Troisième mission en France (opération ASYMPTOTE) : sous le nom de guerre « Shelley », il tente de faire évader Pierre Brossolette.[3]
  • 24 février. Dans la nuit du 24 au 25, il est de nouveau parachuté en France (par nuit noire !) aux alentours de Clermont-Ferrand. Il prépare le coup de main contre la prison de Rennes. En dépit des précautions de sécurité, il est trahi.
  • 21 mars. À 11 heures, alors qu'il a rendez-vous avec un contact à la station de métro Passy à Paris, il est capturé par la Gestapo. Il est emmené au quartier général du 84 Avenue Foch et y est poussé dans un bureau aux cris de « Wir haben Shelley[4] ! ». Se voyant identifié, il applique les consignes : il décline son identité véritable et reconnaît sa qualité d'officier britannique, avec rang de squadron leader dans la RAF. Bien que cela lui permette, en théorie, de bénéficier des lois de la guerre, il est soumis pendant quatre jours à la torture brutale qui ponctue son interrogatoire : immersion dans l’eau glacée (qui exige ensuite une respiration artificielle), pieds et bras enchaînés, électrocution des parties génitales, innombrables passages à tabac.
Bilan de la troisième mission : échec.[5]
  • L’interrogatoire de Yeo-Thomas se poursuit pendant deux mois. Les Allemands lui proposent la liberté contre des renseignements sur le chef du secrétariat de la Résistance. Ayant été blessé par les chaînes qui lui liaient les poignets, il contracte une gangrène qui manque de lui faire perdre le bras gauche. Il fait deux tentatives d’évasion, osées mais infructueuses.
  • Il est envoyé à la prison de Fresnes en isolement, dont quatre semaines au mitard.
  • 17 juillet. N’ayant fourni aucune information, il est transféré à la prison de Compiègne, d’où il cherche à s’échapper à deux reprises.
  • 8 août. Lui et 36 autres sont déportés au camp de concentration de Buchenwald. Sur le chemin, ils s’arrêtent à Saarbrücken, où on les bat et on les garde dans une minuscule cabane, avant de repartir vers Buchenwald.
  • 16 août. Ils arrivent au camp. Malgré la perspective d’être exécuté et de finir au four crématoire, et ce sera le cas pour seize d’entre eux le 10 septembre, Yeo-Thomas commence à organiser la résistance à l’intérieur du camp et tente une nouvelle fois de s’évader. Repris, il prend l’identité d’un Français mort. Il est aidé par l’Anglais Harry Peulevé et le Français Stéphane Hessel.

1945.

  • Janvier. Il est transféré au camp de Rehmsdorf. En tentant de s’échapper, il est intercepté par une patrouille allemande. Proclamant sa nationalité française, il est transféré dans un camp pour prisonniers de guerre français près de Marienburg.
  • 16 avril. Il conduit un groupe de 20 dans une tentative d’évasion extrêmement courageuse, en plein jour. 10 sont tués par les gardiens. Les autres se dispersent en petits groupes. Yeo-Thomas se sépare de ses compagnons après trois jours sans nourriture. Il continue seul pendant une semaine. Il est repris à 800 yards des lignes américaines. Quelques jours plus tard, il s’échappe avec un groupe de dix prisonniers de guerre français, qu’il conduit au milieu des patrouilles allemandes jusqu’aux lignes américaines.
  • 8 mai. C'est le jour même du VE-day qu'il arrive à Paris. Il dîne en compagnie du major Thackwaite et de Josée Dupuis, au club des officiers britanniques du faubourg Saint-Honoré.

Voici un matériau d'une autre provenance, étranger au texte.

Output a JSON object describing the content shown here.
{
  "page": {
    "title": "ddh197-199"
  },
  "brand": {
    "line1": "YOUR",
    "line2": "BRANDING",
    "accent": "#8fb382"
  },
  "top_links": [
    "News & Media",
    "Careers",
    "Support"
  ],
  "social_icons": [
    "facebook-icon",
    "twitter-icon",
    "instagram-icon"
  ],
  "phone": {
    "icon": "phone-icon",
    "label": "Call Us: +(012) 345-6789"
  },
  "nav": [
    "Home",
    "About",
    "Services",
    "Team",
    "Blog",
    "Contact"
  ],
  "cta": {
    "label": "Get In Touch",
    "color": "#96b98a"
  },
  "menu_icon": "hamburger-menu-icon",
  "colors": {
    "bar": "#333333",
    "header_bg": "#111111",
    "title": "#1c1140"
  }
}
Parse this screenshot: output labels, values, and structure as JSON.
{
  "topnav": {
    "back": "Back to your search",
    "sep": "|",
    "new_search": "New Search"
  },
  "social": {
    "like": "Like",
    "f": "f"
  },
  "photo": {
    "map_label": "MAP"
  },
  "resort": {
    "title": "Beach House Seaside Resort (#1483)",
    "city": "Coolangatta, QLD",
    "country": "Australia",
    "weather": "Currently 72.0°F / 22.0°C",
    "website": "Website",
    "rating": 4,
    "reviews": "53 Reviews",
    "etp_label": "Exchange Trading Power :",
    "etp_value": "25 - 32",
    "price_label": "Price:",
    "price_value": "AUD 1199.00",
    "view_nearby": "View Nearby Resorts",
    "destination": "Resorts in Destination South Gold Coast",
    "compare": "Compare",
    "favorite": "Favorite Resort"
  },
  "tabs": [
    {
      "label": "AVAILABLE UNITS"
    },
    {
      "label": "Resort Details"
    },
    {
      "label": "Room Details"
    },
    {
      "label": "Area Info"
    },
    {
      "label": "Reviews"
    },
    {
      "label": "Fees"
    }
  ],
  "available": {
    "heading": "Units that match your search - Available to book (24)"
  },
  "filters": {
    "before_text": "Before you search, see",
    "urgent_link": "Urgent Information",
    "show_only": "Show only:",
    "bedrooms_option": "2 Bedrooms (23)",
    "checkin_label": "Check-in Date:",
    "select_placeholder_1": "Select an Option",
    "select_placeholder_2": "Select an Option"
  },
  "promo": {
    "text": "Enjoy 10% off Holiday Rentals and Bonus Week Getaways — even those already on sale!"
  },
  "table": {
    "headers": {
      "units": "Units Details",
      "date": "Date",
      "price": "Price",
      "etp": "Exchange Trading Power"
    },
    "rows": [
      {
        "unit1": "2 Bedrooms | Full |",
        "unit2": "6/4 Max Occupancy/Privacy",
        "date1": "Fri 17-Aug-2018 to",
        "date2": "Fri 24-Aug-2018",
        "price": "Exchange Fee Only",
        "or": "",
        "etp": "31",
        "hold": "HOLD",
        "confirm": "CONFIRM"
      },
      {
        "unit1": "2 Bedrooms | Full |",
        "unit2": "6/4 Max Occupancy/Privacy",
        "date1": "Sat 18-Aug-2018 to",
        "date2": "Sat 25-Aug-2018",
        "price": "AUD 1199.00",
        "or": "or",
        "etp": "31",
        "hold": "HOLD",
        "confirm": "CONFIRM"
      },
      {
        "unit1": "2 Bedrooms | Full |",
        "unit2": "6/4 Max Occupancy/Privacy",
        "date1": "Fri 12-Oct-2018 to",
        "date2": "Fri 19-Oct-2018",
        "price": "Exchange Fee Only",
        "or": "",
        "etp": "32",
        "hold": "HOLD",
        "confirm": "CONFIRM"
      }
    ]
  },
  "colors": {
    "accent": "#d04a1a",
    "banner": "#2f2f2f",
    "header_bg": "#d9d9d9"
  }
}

[modifier] Après la guerre

  • Procès de Nuremberg : Yeo-Thomas est un témoin important pour identifier les responsables de Buchenwald et pour la défense du commando allemand Otto Skorzeny.

Yeo-Thomas est délégué pour la France de la Federation of British Industries.

1964. Le 26 février, âgé de 62 ans, il meurt dans son appartement parisien des suites d’une hémorragie.

[modifier] Reconnaissance

[modifier] Décorations

[modifier] Stèle

[modifier] Références

  • Leo Marks, Between Silk and Cyanide: A Codemaker's Story 1941-1945.
  • Brigitte Friang, Parachutes and Petticoats.
  • Kenneth More a joué le rôle de Yeo-Thomas dans le documentaire télévisé BBC The White Rabbit, (1967). Voir la fiche (en) IMDB 'The White Rabbit'.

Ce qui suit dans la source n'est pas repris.